The Energy Information Administration said this week the national average should top $3 a gallon (79 cents a liter) this summer.

Oil prices tumbled even though stock markets rallied and the dollar fell compared to other major currencies. A weaker dollar usually props up oil prices since investors holding foreign currencies find they can buy more crude for the same price.

When oil prices started falling this week, "it spooked some people," analyst Addison Armstrong said.

Analyst Stephen Schork said some of the enthusiasm that pushed oil higher earlier in the week is disappearing. "Maybe prices went up too far, too fast," Schork said.

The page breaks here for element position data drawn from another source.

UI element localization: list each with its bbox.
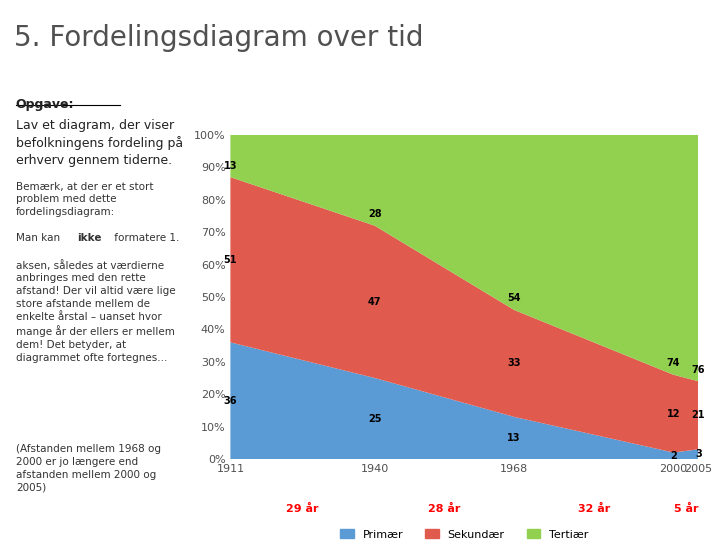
Text: 5. Fordelingsdiagram over tid: 5. Fordelingsdiagram over tid bbox=[14, 24, 424, 52]
Text: Lav et diagram, der viser
befolkningens fordeling på
erhverv gennem tiderne.: Lav et diagram, der viser befolkningens … bbox=[16, 119, 183, 167]
Text: 3: 3 bbox=[695, 449, 702, 459]
Text: 12: 12 bbox=[667, 409, 680, 419]
Text: ikke: ikke bbox=[78, 233, 102, 243]
Text: 5 år: 5 år bbox=[674, 504, 698, 515]
Text: Bemærk, at der er et stort
problem med dette
fordelingsdiagram:: Bemærk, at der er et stort problem med d… bbox=[16, 181, 153, 217]
Text: 28 år: 28 år bbox=[428, 504, 461, 515]
Text: 13: 13 bbox=[508, 433, 521, 443]
Text: 2: 2 bbox=[670, 451, 677, 461]
Text: 47: 47 bbox=[368, 297, 382, 307]
Text: Man kan: Man kan bbox=[16, 233, 63, 243]
Text: 13: 13 bbox=[224, 160, 237, 171]
Text: 76: 76 bbox=[692, 364, 705, 375]
Text: 33: 33 bbox=[508, 359, 521, 368]
Text: 51: 51 bbox=[224, 255, 237, 265]
Text: 28: 28 bbox=[368, 209, 382, 219]
Text: formatere 1.: formatere 1. bbox=[111, 233, 179, 243]
Text: 25: 25 bbox=[368, 414, 382, 423]
Text: 32 år: 32 år bbox=[577, 504, 610, 515]
Text: 29 år: 29 år bbox=[287, 504, 319, 515]
Text: Opgave:: Opgave: bbox=[16, 98, 74, 111]
Text: aksen, således at værdierne
anbringes med den rette
afstand! Der vil altid være : aksen, således at værdierne anbringes me… bbox=[16, 260, 176, 363]
Text: 54: 54 bbox=[508, 293, 521, 303]
Text: 74: 74 bbox=[667, 358, 680, 368]
Legend: Primær, Sekundær, Tertiær: Primær, Sekundær, Tertiær bbox=[336, 525, 593, 540]
Text: (Afstanden mellem 1968 og
2000 er jo længere end
afstanden mellem 2000 og
2005): (Afstanden mellem 1968 og 2000 er jo læn… bbox=[16, 444, 161, 492]
Text: 21: 21 bbox=[692, 410, 705, 420]
Text: 36: 36 bbox=[224, 396, 237, 406]
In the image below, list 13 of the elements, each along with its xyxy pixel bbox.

Oil surged to $87.09 on Tuesday after the government reported that the economy added jobs in March. More jobs means more people will be driving to work. And that means more trips to the gas station.

So far the uptick in the economy hasn't really increased the country's appetite for energy.

The U.S. is still storing more oil than usual. And while gasoline demand has increased 2 percent since last year, overall petroleum demand, including jet fuel and diesel fuel, has tumbled. The four-week average for U.S. petroleum consumption dropped for the third week in a row to just over 19 million barrels a day.

In other Nymex trading in May contracts, heating oil and gasoline both fell less than a penny to settle at $2.226 and $2.2893 a gallon, respectively. Natural gas added 16.1 cents to settle at $4.070 per 1,000 cubic feet.